Hoy Puerto Madero es uno de los polos gastronómicos más reconocidos de Buenos Aires, con restaurantes, hoteles, paseos y una intensa vida urbana frente al Río de la Plata. Pero no siempre fue así. Antes de convertirse en uno de los lugares más visitados de la Ciudad, era un área caracterizada por docks abandonados. La historia de Puerto Cristal se remonta a aquellos primeros años.

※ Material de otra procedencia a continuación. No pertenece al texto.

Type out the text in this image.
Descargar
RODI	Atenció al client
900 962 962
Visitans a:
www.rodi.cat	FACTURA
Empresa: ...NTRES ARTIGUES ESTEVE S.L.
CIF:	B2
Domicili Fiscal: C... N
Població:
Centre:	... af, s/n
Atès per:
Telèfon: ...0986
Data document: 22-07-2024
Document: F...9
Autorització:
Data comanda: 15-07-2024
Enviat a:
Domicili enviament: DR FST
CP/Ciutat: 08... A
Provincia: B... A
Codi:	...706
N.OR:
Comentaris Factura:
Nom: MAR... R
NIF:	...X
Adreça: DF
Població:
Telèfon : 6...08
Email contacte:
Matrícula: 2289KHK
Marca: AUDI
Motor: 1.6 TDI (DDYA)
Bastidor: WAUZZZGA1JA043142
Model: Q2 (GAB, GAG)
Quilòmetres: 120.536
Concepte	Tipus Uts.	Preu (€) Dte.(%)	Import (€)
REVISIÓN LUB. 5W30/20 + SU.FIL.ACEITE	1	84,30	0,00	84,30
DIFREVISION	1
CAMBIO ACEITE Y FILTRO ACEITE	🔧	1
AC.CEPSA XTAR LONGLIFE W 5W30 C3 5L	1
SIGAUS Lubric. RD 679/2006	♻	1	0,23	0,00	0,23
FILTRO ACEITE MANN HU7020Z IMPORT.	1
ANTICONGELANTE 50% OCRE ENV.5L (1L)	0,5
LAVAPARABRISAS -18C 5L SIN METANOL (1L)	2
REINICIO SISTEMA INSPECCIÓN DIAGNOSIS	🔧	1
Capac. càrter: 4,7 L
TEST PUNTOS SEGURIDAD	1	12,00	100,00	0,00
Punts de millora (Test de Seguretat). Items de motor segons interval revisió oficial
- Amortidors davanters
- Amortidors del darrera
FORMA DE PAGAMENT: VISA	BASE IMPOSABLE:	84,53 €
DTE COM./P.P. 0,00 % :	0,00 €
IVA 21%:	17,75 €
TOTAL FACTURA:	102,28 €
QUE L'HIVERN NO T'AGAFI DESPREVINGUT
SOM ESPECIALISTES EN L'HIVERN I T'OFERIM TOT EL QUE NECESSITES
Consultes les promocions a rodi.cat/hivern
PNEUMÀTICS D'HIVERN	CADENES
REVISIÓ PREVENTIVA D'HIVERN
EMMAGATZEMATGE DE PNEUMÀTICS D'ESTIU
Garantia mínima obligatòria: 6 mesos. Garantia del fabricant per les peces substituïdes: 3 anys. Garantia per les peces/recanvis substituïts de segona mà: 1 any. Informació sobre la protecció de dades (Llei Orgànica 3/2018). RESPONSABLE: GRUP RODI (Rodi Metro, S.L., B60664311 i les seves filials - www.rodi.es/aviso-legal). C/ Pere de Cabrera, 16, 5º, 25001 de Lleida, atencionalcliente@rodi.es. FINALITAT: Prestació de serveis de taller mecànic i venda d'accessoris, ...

En 1995, cuando Puerto Madero todavía estaba lejos de ser el distrito gastronómico que conocemos, dos inmigrantes decidieron abrir allí un restaurante. La propuesta inicial era sencilla y muy propia de la época: pizzas y picadas. El gran atractivo estaba también afuera del plato: sentarse al aire libre, tomar un aperitivo frente al río y disfrutar de un paisaje que todavía tenía algo de descubrimiento.
Con el crecimiento de esta zona de la Ciudad, la apertura de nuevos restaurantes y la llegada cada vez mayor de turistas, Puerto Cristal también fue evolucionando: se convirtió en un restaurante de cocina internacional, con especial protagonismo de pescados y mariscos.
Entre sus propuestas se encuentra además un menú de mediodía de lunes a sábado, que incluye entrada, plato principal y postre, una alternativa interesante para quienes quieren hacer una pausa durante un recorrido por la zona.